In 1998, the privately held Wheat First Butcher Singer was acquired by the Charlotte, North Carolina–based First Union bank. The brokerage firm changed its name to Wheat First Union, reflecting its newly acquired status. In 1999, First Union also acquired Chicago-based investment bank and brokerage Everen Capital Corporation, creating a coast-to-coast brokerage firm still headquartered in Richmond, which it renamed First Union Securities, the sixth-largest brokerage firm in the country. In 2000, First Union Securities acquired First Albany Cos. Inc., a regional brokerage and investment-banking business based in Albany, New York.

===First Union acquisition of Wachovia and name change===
In 1999, Wachovia Corporation, based in Winston-Salem, North Carolina, had acquired the brokerage firm Interstate Johnson Lane, and changed the name of the brokerage to IJL Wachovia.

In 2001, First Union Corporation acquired Wachovia Corporation, and assumed the Wachovia name.

In 2002, First Union Securities changed its name to Wachovia Securities as its business was merged with IJL Wachovia. The combination created the fifth-largest brokerage firm in the country.

In 2001, after de-mutualizing and instead going public, Prudential Insurance Company of America had become Prudential Financial Inc. In 2003 it sold its retail brokerage arm Prudential Securities to Wachovia Bank, retaining a 38 percent stake in the new joint venture Wachovia Securities. The new Wachovia Securities had client assets of $532.1 billion, making it the nation's third-largest full-service retail brokerage firm based on assets.

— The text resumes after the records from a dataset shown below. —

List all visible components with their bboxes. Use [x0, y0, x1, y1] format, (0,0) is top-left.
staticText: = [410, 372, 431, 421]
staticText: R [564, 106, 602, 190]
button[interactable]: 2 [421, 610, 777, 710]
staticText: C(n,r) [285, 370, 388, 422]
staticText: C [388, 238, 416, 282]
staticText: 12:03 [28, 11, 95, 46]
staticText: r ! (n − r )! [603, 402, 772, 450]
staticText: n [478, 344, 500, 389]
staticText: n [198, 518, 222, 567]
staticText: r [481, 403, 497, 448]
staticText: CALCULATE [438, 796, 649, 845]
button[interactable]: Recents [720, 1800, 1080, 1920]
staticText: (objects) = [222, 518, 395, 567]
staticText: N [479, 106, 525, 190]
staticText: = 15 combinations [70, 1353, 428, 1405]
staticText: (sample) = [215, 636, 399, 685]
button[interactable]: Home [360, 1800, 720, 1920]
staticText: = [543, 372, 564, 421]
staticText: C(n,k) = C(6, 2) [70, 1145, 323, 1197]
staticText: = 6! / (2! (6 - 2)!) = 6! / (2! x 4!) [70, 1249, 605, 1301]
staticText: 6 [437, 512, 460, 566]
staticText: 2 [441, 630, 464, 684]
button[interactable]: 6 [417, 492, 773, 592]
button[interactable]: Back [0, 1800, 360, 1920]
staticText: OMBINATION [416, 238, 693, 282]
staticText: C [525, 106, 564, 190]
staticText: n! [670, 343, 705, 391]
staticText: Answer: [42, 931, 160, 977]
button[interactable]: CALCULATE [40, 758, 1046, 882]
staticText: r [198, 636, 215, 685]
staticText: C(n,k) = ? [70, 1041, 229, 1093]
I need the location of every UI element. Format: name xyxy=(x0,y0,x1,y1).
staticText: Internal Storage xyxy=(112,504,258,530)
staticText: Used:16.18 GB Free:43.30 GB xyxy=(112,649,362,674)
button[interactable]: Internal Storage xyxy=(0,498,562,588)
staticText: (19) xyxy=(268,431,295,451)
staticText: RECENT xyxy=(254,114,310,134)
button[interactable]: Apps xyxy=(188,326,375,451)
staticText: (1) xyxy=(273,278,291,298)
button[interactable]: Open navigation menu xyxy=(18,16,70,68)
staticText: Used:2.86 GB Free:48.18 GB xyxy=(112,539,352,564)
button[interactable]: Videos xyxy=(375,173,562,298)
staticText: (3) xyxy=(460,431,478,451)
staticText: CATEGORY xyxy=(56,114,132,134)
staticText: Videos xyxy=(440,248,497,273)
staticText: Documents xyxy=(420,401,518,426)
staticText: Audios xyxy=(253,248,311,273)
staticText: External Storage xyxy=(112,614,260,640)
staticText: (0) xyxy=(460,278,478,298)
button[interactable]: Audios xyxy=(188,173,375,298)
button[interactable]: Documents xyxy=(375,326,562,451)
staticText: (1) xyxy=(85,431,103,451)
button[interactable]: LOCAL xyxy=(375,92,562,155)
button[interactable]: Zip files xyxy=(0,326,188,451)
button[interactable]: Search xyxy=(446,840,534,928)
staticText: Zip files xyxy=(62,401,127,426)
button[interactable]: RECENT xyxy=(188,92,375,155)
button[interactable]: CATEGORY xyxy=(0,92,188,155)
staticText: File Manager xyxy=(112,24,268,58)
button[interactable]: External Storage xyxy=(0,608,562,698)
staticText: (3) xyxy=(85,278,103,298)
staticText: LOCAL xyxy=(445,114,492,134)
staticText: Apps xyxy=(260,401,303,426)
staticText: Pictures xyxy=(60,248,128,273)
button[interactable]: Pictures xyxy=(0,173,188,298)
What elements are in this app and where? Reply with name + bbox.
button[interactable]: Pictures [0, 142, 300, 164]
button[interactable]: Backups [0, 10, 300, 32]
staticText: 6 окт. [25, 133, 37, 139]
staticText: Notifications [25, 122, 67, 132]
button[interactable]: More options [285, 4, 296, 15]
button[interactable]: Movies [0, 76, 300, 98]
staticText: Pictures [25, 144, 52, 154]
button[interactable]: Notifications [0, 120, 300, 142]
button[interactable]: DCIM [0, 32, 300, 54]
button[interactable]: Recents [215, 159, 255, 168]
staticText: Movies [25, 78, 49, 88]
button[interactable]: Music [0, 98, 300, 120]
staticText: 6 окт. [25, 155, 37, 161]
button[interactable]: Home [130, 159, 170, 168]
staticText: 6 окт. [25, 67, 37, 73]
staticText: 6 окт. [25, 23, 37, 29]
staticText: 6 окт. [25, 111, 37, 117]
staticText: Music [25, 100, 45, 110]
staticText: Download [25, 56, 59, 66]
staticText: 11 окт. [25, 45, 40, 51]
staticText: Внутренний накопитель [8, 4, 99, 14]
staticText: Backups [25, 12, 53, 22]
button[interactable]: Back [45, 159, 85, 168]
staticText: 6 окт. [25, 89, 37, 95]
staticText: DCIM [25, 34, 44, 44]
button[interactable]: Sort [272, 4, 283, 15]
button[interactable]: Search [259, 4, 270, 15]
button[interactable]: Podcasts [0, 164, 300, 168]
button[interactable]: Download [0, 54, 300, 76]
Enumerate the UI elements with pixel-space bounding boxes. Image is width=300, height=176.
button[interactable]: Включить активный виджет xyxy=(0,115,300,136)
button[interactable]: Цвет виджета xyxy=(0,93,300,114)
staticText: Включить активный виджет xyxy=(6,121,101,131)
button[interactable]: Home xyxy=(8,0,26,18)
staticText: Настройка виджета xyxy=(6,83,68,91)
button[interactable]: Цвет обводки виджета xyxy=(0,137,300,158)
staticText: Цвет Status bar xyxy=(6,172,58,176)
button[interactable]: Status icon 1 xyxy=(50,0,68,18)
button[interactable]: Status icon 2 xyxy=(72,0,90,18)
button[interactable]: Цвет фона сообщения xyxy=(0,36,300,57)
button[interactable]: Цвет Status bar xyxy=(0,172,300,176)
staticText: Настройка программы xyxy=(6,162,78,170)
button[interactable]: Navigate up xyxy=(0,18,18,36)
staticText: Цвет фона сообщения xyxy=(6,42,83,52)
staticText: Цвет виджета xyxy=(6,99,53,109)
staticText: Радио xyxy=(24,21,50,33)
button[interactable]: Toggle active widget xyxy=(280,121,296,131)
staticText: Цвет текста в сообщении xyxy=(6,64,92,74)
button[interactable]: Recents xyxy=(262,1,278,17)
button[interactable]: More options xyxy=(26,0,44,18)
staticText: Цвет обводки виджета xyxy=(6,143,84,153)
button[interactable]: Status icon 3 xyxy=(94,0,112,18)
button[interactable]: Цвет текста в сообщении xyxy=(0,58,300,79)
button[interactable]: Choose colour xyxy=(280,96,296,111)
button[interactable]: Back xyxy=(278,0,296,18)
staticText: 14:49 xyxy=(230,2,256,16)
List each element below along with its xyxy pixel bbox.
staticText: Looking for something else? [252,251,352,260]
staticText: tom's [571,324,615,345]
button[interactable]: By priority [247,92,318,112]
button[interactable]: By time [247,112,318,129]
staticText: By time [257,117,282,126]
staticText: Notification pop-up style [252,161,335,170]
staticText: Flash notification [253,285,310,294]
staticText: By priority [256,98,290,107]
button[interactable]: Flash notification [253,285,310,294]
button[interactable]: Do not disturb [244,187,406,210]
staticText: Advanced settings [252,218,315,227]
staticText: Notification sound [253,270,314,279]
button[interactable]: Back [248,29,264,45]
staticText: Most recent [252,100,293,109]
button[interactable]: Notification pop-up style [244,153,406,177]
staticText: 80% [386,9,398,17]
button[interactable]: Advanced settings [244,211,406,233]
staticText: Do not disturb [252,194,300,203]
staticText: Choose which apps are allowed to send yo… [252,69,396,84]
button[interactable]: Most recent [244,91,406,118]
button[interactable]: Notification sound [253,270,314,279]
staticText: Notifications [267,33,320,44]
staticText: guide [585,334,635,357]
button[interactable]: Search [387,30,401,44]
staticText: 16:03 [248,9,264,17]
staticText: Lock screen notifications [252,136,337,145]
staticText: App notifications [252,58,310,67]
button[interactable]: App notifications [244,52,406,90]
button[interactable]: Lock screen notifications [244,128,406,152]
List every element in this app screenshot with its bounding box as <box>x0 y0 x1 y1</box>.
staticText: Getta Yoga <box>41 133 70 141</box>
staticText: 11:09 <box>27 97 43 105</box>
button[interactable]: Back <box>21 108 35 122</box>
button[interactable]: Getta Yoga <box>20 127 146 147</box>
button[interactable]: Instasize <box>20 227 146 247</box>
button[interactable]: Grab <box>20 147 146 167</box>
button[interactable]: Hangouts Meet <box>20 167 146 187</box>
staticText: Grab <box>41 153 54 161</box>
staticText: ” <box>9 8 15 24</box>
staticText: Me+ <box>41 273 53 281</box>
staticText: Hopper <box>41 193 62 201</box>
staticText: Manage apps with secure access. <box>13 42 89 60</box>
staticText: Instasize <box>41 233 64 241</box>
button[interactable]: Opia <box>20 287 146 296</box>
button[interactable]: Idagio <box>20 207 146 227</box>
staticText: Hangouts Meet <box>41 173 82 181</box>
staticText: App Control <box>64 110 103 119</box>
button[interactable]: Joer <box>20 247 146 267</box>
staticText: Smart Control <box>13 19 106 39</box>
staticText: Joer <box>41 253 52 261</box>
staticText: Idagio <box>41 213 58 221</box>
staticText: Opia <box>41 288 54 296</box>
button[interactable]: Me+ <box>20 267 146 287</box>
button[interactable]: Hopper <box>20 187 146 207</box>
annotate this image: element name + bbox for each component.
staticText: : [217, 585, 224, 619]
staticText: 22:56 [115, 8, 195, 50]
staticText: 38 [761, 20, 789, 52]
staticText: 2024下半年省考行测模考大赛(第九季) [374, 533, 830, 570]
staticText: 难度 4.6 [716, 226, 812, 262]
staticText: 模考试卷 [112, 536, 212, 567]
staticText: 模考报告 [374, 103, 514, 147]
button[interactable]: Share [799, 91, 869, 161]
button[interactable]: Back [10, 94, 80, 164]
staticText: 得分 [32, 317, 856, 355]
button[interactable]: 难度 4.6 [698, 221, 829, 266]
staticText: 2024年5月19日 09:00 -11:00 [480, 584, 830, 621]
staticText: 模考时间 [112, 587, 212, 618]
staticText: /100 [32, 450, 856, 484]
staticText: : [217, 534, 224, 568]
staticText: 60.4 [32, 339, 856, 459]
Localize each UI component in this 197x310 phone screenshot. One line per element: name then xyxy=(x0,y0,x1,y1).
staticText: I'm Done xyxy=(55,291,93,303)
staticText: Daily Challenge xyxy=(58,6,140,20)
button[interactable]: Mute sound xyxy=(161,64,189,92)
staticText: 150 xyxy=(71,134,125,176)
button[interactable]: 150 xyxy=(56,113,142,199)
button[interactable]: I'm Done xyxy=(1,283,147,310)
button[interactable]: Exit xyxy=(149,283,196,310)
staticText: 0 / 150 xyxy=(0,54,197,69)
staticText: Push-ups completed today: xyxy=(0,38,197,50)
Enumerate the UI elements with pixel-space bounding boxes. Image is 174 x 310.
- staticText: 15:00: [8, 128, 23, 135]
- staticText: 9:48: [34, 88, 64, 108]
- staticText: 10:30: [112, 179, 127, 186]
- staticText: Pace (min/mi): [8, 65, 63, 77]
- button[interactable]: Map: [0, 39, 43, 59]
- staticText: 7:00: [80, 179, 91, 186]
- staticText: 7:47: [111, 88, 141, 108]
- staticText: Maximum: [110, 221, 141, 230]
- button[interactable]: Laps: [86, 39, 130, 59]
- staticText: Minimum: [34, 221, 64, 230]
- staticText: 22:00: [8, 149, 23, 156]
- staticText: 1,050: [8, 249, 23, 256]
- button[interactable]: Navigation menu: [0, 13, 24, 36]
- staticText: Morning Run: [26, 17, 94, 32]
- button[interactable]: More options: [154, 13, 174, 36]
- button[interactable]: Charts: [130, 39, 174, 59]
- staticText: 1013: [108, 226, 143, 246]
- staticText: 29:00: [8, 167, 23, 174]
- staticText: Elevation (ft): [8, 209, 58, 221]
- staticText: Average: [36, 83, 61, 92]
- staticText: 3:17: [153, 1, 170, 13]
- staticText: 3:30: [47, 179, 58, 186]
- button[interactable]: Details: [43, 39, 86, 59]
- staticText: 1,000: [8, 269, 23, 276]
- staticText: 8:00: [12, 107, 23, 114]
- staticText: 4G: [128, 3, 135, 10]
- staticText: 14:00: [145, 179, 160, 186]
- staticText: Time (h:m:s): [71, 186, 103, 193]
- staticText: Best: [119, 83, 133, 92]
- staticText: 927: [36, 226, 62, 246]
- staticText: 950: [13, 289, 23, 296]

In 2007, Wachovia acquired the financial services firm A. G. Edwards, based in St Louis, Missouri, and combined it with Wachovia Securities, which made it the second-largest brokerage firm after Merrill Lynch. The combined brokerage, operating as Wachovia Securities, moved its headquarters from Richmond to St. Louis.

===Wachovia Bank fails and is purchased by Wells Fargo===
After Wachovia Bank experienced heavy losses during the subprime mortgage crisis, it was purchased by Wells Fargo; the deal closed on December 31, 2008. Wachovia Securities became Wells Fargo Advisors, effective May 1, 2009. Prudential sold its minority stake in the brokerage to Wells Fargo in December 2009.

In May 2022, Sol Gindi was appointed head of Wells Fargo Advisors. Gindi replaced the retiring Jim Hayes, who had headed the subdivision since July 2019.